The Michigan Institute for Data Science (MIDAS) announced today the awardees of its first round of Propelling Original Data Science (PODS) Grants. 15 interdisciplinary teams, chosen from 65 proposals, receive funding support for an array of exciting projects with data science as the common thread. The projects range from detecting patterns of illicit wildlife trade networks, to reducing safety threats on social media, to understanding the energy sources in the Universe.
The funding strongly encourages pioneering work based on innovative concepts that promise high reward, major impact, promotion of public interest, and potential for major expansion; in other words, “disruptive” instead of incremental research. Dr. H. V. Jagadish, MIDAS Director, explains, “MIDAS would like to catalyze the transformative use of Data Science in a wide range of disciplines to achieve lasting societal impact.”
The research team aims to achieve that societal impact by focusing on how we can better predict hydrologically extreme weather events.

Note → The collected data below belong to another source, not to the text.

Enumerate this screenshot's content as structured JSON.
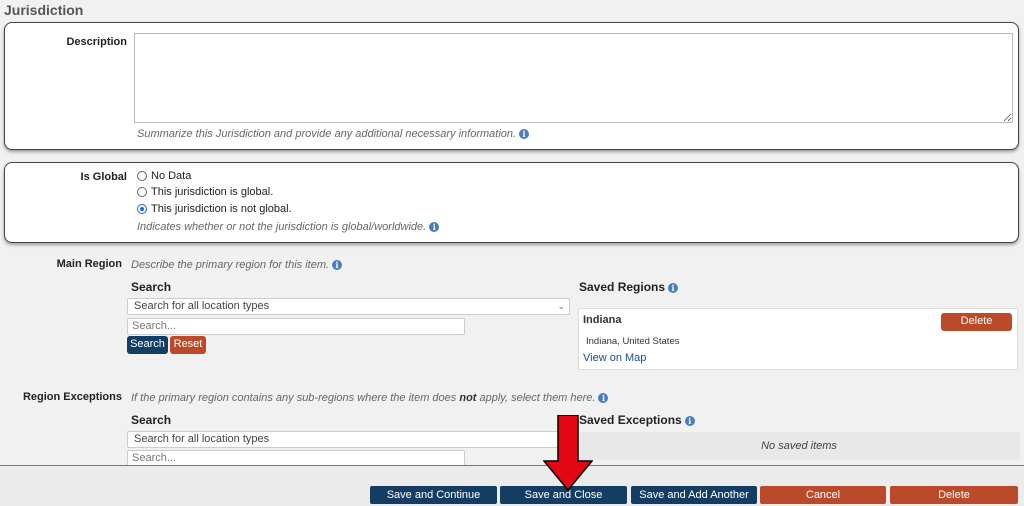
{
  "section": {
    "title": "Jurisdiction"
  },
  "description": {
    "label": "Description",
    "value": "",
    "help": "Summarize this Jurisdiction and provide any additional necessary information."
  },
  "is_global": {
    "label": "Is Global",
    "options": [
      "No Data",
      "This jurisdiction is global.",
      "This jurisdiction is not global."
    ],
    "selected_index": 2,
    "help": "Indicates whether or not the jurisdiction is global/worldwide."
  },
  "main_region": {
    "label": "Main Region",
    "help": "Describe the primary region for this item.",
    "search_heading": "Search",
    "type_select": "Search for all location types",
    "search_placeholder": "Search...",
    "search_button": "Search",
    "reset_button": "Reset",
    "saved_heading": "Saved Regions",
    "saved_items": [
      {
        "name": "Indiana",
        "location": "Indiana, United States",
        "link": "View on Map",
        "delete_label": "Delete"
      }
    ]
  },
  "region_exceptions": {
    "label": "Region Exceptions",
    "help_before": "If the primary region contains any sub-regions where the item does ",
    "help_bold": "not",
    "help_after": " apply, select them here.",
    "search_heading": "Search",
    "type_select": "Search for all location types",
    "search_placeholder": "Search...",
    "saved_heading": "Saved Exceptions",
    "empty_text": "No saved items"
  },
  "footer": {
    "save_continue": "Save and Continue",
    "save_close": "Save and Close",
    "save_add": "Save and Add Another",
    "cancel": "Cancel",
    "delete": "Delete"
  },
  "colors": {
    "primary": "#133d63",
    "danger": "#bb4a2b",
    "link": "#1c4e8a",
    "annotation_arrow": "#e30613"
  },
  "icons": {
    "help": "info-icon",
    "dropdown": "chevron-down-icon",
    "annotation": "arrow-down-icon"
  }
}
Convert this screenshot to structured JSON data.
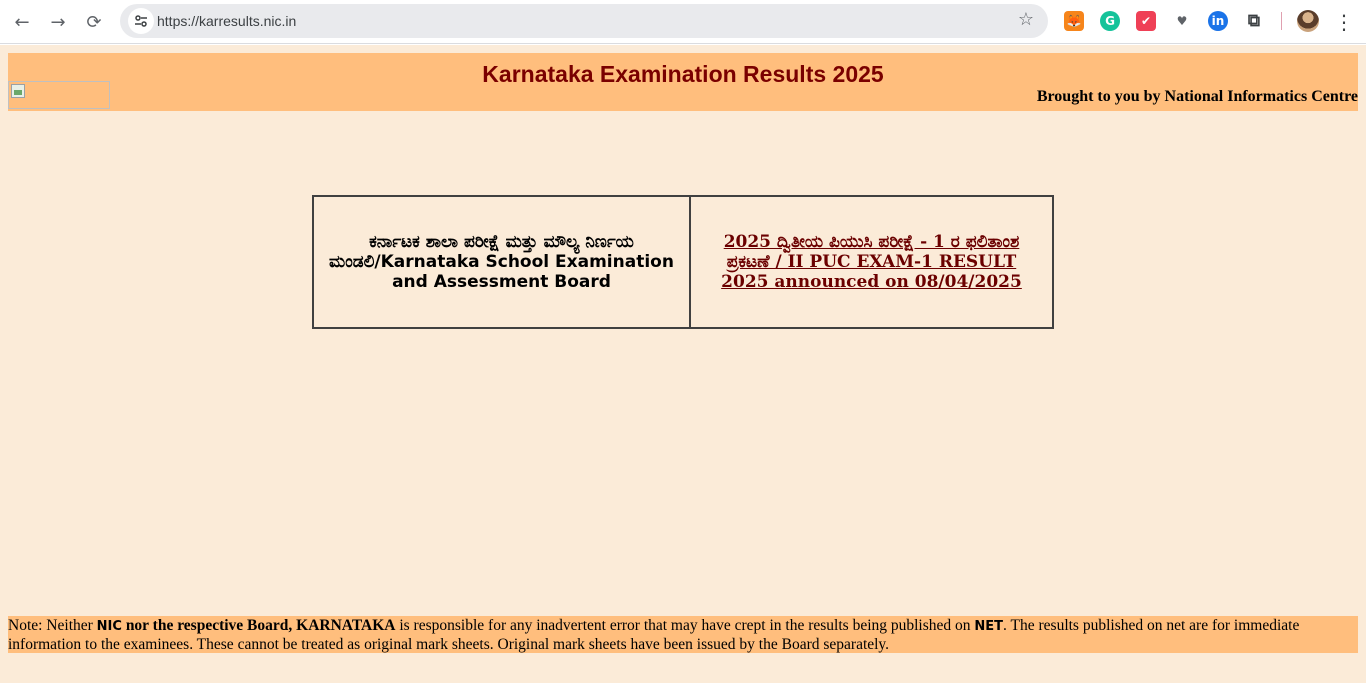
{
  "browser": {
    "url": "https://karresults.nic.in",
    "icons": {
      "back": "arrow-left-icon",
      "forward": "arrow-right-icon",
      "reload": "reload-icon",
      "site_info": "tune-icon",
      "bookmark": "star-icon",
      "extensions": [
        "metamask-icon",
        "grammarly-icon",
        "pocket-icon",
        "extension-badge-icon",
        "linkedin-extension-icon",
        "puzzle-icon"
      ],
      "menu": "kebab-menu-icon"
    }
  },
  "header": {
    "title": "Karnataka Examination Results 2025",
    "credit": "Brought to you by National Informatics Centre"
  },
  "board_table": {
    "board_name": "ಕರ್ನಾಟಕ ಶಾಲಾ ಪರೀಕ್ಷೆ ಮತ್ತು ಮೌಲ್ಯ ನಿರ್ಣಯ ಮಂಡಲಿ/Karnataka School Examination and Assessment Board",
    "result_link": "2025 ದ್ವಿತೀಯ ಪಿಯುಸಿ ಪರೀಕ್ಷೆ - 1 ರ ಫಲಿತಾಂಶ ಪ್ರಕಟಣೆ / II PUC EXAM-1 RESULT 2025 announced on 08/04/2025"
  },
  "note": {
    "prefix": "Note: Neither ",
    "nic": "NIC",
    "bold_mid": " nor the respective Board, KARNATAKA",
    "middle": " is responsible for any inadvertent error that may have crept in the results being published on ",
    "net": "NET",
    "suffix": ". The results published on net are for immediate information to the examinees. These cannot be treated as original mark sheets. Original mark sheets have been issued by the Board separately."
  },
  "colors": {
    "page_bg": "#fbebd8",
    "band_bg": "#ffbe7d",
    "title": "#7a0000",
    "link": "#6b0000"
  }
}
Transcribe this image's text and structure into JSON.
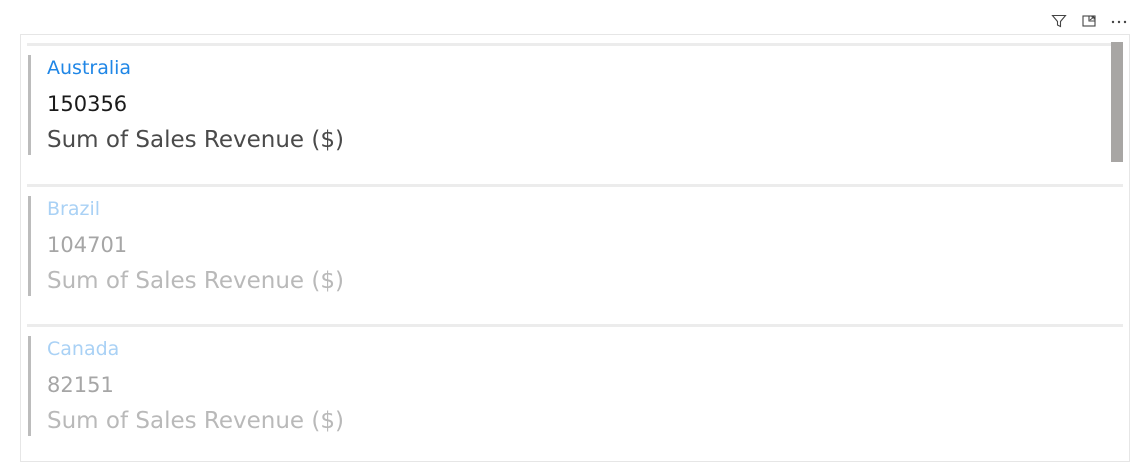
{
  "header": {
    "icons": [
      "filter-icon",
      "focus-mode-icon",
      "more-options-icon"
    ],
    "more_label": "···"
  },
  "cards": [
    {
      "title": "Australia",
      "value": "150356",
      "label": "Sum of Sales Revenue ($)",
      "state": "active"
    },
    {
      "title": "Brazil",
      "value": "104701",
      "label": "Sum of Sales Revenue ($)",
      "state": "dimmed"
    },
    {
      "title": "Canada",
      "value": "82151",
      "label": "Sum of Sales Revenue ($)",
      "state": "dimmed"
    }
  ],
  "colors": {
    "title_active": "#1f86e6",
    "title_dimmed": "#a9d1f5",
    "accent_bar": "#bcbcbc",
    "scrollbar_thumb": "#a8a6a4"
  }
}
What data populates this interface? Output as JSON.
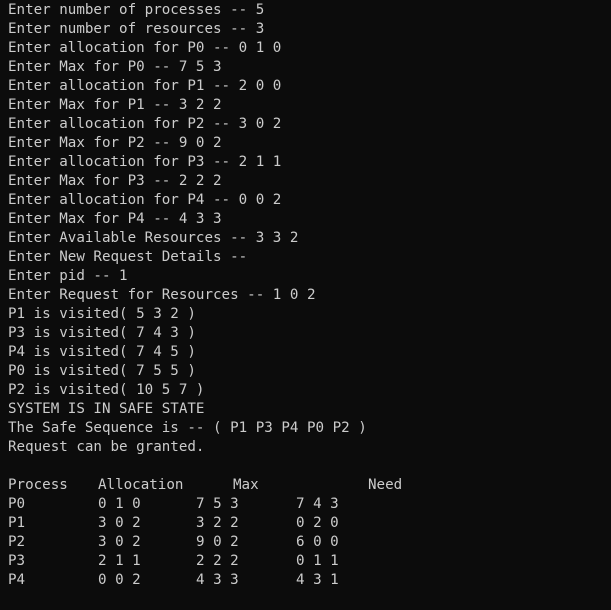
{
  "terminal": {
    "foreground": "#cccccc",
    "background": "#0c0c0c",
    "lines": [
      "Enter number of processes -- 5",
      "Enter number of resources -- 3",
      "Enter allocation for P0 -- 0 1 0",
      "Enter Max for P0 -- 7 5 3",
      "Enter allocation for P1 -- 2 0 0",
      "Enter Max for P1 -- 3 2 2",
      "Enter allocation for P2 -- 3 0 2",
      "Enter Max for P2 -- 9 0 2",
      "Enter allocation for P3 -- 2 1 1",
      "Enter Max for P3 -- 2 2 2",
      "Enter allocation for P4 -- 0 0 2",
      "Enter Max for P4 -- 4 3 3",
      "Enter Available Resources -- 3 3 2",
      "Enter New Request Details --",
      "Enter pid -- 1",
      "Enter Request for Resources -- 1 0 2",
      "P1 is visited( 5 3 2 )",
      "P3 is visited( 7 4 3 )",
      "P4 is visited( 7 4 5 )",
      "P0 is visited( 7 5 5 )",
      "P2 is visited( 10 5 7 )",
      "SYSTEM IS IN SAFE STATE",
      "The Safe Sequence is -- ( P1 P3 P4 P0 P2 )",
      "Request can be granted."
    ],
    "table": {
      "headers": [
        "Process",
        "Allocation",
        "Max",
        "Need"
      ],
      "rows": [
        [
          "P0",
          "0 1 0",
          "7 5 3",
          "7 4 3"
        ],
        [
          "P1",
          "3 0 2",
          "3 2 2",
          "0 2 0"
        ],
        [
          "P2",
          "3 0 2",
          "9 0 2",
          "6 0 0"
        ],
        [
          "P3",
          "2 1 1",
          "2 2 2",
          "0 1 1"
        ],
        [
          "P4",
          "0 0 2",
          "4 3 3",
          "4 3 1"
        ]
      ]
    }
  }
}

Hydrometeorological extremes and associated flooding can lead to widespread destruction and billions of dollars in damages. There has been an increase in the intensity and frequency of heavy precipitation and associated hydrological extremes since the mid-20th century over the United States. In the last two decades alone, the contiguous United States has seen several once-in-a-lifetime flooding events (unrelated to tropical cyclones) that have left lasting impacts on the communities affected.
“Currently, accurate and practical numerical frameworks for predicting rare and extreme events at sufficient lead times for emergency operations are unreliable or are computationally prohibitive,” Pan explains. “These capabilities are crucially needed to inform the deployment of mitigating resources and technologies, especially in a warming climate system where the character of precipitation extremes may change.”
Recent developments in satellite and remote sensing technology have vastly expanded the quantity of high-fidelity observations of atmospheric processes of unprecedented quality and resolution. However, the sheer size and the rate at which data become available hampers its effective use in pursuit of this problem.
Pan plans to use the large quantity of available satellite remote sensing data and develop a mathematical framework and a set of computational methods to estimate and reduce the uncertainty in the forecast of hydrological extremes.
“We approach this by leveraging the interplay between physical modeling and data augmentation: using predictive models to select informative data for future experiments, and assimilating new data to improve model predictions. Our project utilizes insight into physical mechanisms driving the evolution of weather extremes and the novel combination of an iterative optimal experimental design and data assimilation. We demonstrate these methods on a suite of forecasts of increasing lead-time of a class of phenomena known as atmospheric rivers.”